Scotchman Exxon, Johnson City Discount Grocery, Babies on Broadway and other businesses near the intersection have typically been hardest hit by flooding, with water generally flowing from the Johnson City Housing Authority property to the intersection where the majority of the water flows to the left down Broadway.


The biggest problems originate from overflow of a Brush Creek tributary that feeds down through the Keystone area. The contractor has set up a pumping system at a low spot near the intersection for now to redirect that water into a temporary piping system, which carries it back to the creek.  

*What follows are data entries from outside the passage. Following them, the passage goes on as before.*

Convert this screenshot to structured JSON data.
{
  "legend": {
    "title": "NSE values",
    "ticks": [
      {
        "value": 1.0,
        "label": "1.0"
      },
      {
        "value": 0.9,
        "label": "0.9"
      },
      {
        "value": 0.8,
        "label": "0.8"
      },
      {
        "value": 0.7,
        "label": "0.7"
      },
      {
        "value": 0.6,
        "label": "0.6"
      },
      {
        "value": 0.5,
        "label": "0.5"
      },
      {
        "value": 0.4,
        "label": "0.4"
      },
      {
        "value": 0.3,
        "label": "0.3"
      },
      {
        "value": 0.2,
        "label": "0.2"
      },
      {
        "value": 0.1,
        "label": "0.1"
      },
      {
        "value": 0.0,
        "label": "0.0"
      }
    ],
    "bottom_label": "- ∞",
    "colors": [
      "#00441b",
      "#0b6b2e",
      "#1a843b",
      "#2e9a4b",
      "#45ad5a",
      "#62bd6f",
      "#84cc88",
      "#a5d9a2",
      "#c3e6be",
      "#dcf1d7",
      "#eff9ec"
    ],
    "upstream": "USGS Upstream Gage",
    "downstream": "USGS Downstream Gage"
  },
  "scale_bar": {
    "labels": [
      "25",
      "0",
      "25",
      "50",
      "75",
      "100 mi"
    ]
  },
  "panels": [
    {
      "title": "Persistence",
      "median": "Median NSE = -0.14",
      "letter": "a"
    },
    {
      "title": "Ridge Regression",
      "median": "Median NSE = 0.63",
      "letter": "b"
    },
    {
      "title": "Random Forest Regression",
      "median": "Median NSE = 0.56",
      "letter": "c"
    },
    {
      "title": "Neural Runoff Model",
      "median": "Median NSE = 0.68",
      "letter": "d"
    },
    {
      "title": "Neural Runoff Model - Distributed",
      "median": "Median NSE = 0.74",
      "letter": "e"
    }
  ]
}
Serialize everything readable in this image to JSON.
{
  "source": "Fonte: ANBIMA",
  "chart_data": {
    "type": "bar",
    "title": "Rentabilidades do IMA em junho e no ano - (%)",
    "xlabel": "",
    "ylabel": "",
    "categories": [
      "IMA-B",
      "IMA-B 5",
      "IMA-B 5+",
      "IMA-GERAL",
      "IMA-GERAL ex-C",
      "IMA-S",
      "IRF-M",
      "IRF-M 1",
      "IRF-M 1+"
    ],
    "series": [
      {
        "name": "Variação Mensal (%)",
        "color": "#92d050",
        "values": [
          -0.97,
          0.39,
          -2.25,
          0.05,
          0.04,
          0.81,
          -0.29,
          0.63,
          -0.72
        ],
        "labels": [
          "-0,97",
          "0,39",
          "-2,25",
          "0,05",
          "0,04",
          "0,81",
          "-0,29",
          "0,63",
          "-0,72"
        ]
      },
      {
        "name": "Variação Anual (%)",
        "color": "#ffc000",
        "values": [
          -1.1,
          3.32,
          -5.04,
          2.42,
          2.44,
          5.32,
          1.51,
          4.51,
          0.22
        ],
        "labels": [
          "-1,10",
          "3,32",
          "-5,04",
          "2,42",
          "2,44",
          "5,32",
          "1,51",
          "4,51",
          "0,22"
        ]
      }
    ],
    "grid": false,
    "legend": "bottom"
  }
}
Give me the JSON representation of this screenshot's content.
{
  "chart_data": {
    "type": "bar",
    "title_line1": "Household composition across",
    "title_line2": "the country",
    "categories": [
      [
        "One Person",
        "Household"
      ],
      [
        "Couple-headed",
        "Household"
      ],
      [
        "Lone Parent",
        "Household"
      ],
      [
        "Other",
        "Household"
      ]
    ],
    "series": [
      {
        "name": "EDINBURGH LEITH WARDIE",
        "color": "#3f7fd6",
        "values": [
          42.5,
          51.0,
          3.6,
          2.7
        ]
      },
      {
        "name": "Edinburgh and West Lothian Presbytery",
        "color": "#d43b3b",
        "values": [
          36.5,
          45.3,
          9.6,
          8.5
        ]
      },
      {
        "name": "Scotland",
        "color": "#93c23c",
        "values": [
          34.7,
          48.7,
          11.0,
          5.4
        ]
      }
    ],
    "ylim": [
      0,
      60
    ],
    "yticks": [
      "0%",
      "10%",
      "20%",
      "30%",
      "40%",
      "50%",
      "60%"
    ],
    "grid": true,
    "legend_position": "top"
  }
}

Flooding has occurred basically because the pipes meant to carry it were blocked or too small. There also are two legs to the tributary. One starts near Legion Street and runs through Memorial Park, and this is the main troublemaker. The other runs through the neighborhood and then through small box culverts. 


“When flooding occurs, we have to barricade the streets,” Pindzola said. “Our intention is to not have streets that are impassable during these kind of events.”


The city awarded a $833,000 contract to Elizabethton’s Summers Taylor to replace old 48-inch underground pipe with a new 3-foot by 12-foot culvert from the housing authority property, under the intersection and along the north side of South Broadway, where it will empty into the expanded wetlands area. 


“The city is excavating an area on that side of the street from the existing wetlands below Iris Glen to an outlet structure constructed by Summers Taylor,” Pindzola said. “I’ve just seen the inside of some of the old pipe, and it looks like a clogged artery. This will help us capture water that used to accumulate on the housing authority property a spill out onto the intersection. The new culvert has a 36-square-foot capacity -- three times that of the old pipe.”


Workers with the company were laying sections of the culvert on Tuesday, nearing the busy intersection, which Pindzola said could prove to be tricky.


“There’s a lot of traffic flowing through there, and that’s where the city comes in,” he said. “Summers Taylor is responsible for rebuilding Broadway, including resetting the curbs and repaving the intersection.”


The city, which will spend about $250,00, will then reset the rest of the curbing, create a designated left turn lane, center drive and designated right turn lane for each of the four entrances to that intersection. New traffic signals also will be installed that incorporate the mast arm design, which support the signals horizontally above the road.